Katherine J. P. Schwenger, Sandra E. Fischer, Timothy D. Jackson, Allan Okrainec, Johane P. Allard

Abstract

Non-alcoholic fatty liver disease (NAFLD) affects 75 to 100% of the patients undergoing bariatric surgery (BSx), with non-alcoholic steatohepatitis (NASH) being present in 24 to 98% of the patients. We do not know whether these rates were before or after a very low calorie diet (VLCD) often prescribed before laparoscopic BSx and what is the prevalence of NAFLD post-VLCD. The purpose of this study is to determine the prevalence of simple steatosis (SS) and NASH in obese individuals undergoing BSx post-VLCD and assess biochemical markers pre- and post-VLCD in a subgroup of patients.
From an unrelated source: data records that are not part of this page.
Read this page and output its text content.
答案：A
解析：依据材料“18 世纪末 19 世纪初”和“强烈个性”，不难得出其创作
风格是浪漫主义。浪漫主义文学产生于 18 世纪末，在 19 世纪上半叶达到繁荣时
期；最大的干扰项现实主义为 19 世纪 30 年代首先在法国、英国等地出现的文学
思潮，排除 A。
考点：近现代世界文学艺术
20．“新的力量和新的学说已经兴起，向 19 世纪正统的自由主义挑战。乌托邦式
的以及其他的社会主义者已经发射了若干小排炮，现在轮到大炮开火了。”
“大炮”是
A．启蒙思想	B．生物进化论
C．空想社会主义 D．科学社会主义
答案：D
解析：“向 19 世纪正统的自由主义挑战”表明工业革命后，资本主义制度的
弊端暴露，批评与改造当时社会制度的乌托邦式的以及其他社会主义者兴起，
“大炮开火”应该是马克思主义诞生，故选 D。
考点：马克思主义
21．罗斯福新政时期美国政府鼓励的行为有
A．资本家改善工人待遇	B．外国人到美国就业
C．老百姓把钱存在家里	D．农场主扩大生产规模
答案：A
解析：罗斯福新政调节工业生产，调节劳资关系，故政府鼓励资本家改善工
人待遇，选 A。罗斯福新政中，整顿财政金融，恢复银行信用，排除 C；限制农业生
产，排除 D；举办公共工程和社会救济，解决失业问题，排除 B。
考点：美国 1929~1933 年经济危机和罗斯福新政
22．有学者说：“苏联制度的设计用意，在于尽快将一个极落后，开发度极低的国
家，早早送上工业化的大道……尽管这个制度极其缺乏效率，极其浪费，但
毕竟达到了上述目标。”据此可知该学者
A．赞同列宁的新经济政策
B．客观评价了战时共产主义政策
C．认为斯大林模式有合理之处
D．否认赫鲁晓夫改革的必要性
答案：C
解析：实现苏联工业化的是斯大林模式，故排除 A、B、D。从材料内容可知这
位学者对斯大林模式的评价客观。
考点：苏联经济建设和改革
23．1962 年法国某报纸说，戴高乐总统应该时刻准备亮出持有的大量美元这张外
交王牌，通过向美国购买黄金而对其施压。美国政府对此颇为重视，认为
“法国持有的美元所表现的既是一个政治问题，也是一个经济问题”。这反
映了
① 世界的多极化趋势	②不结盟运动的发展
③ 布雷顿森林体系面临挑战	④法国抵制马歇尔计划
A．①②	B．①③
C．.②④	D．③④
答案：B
One hundred and thirty-nine patients undergoing BSx at a single Canadian bariatric program had biochemical and clinical variables collected pre-VLCD. In 21 patients, biochemical measurements were repeated post-VLCD. During BSx, a wedged liver biopsy was performed in all patients and histology was reported as normal liver (NL), SS, or NASH. NAFLD was diagnosed in 76.3% of the BSx patients with 61.9% having SS and 14.4% having NASH; 23.7% had NL. Those with NASH had significantly higher (p < 0.05) pre-VLCD ALT, AST, insulin resistance, and proportion of individuals with diabetes compared to those with NL. Overall, VLCD resulted in significant decreases in BMI, ALP, fasting glucose and insulin, HbA1c, total cholesterol, HDL and LDL cholesterol, and significant increases in AST and ALT. Changes were similar between groups. Post-VLCD, the prevalence of NAFLD and NASH was lower compared to published reports, with almost 25% of the patients having a NL. With VLCD, metabolic and clinical changes were similar between the three groups suggesting that pre-VLCD factors may affect liver histology.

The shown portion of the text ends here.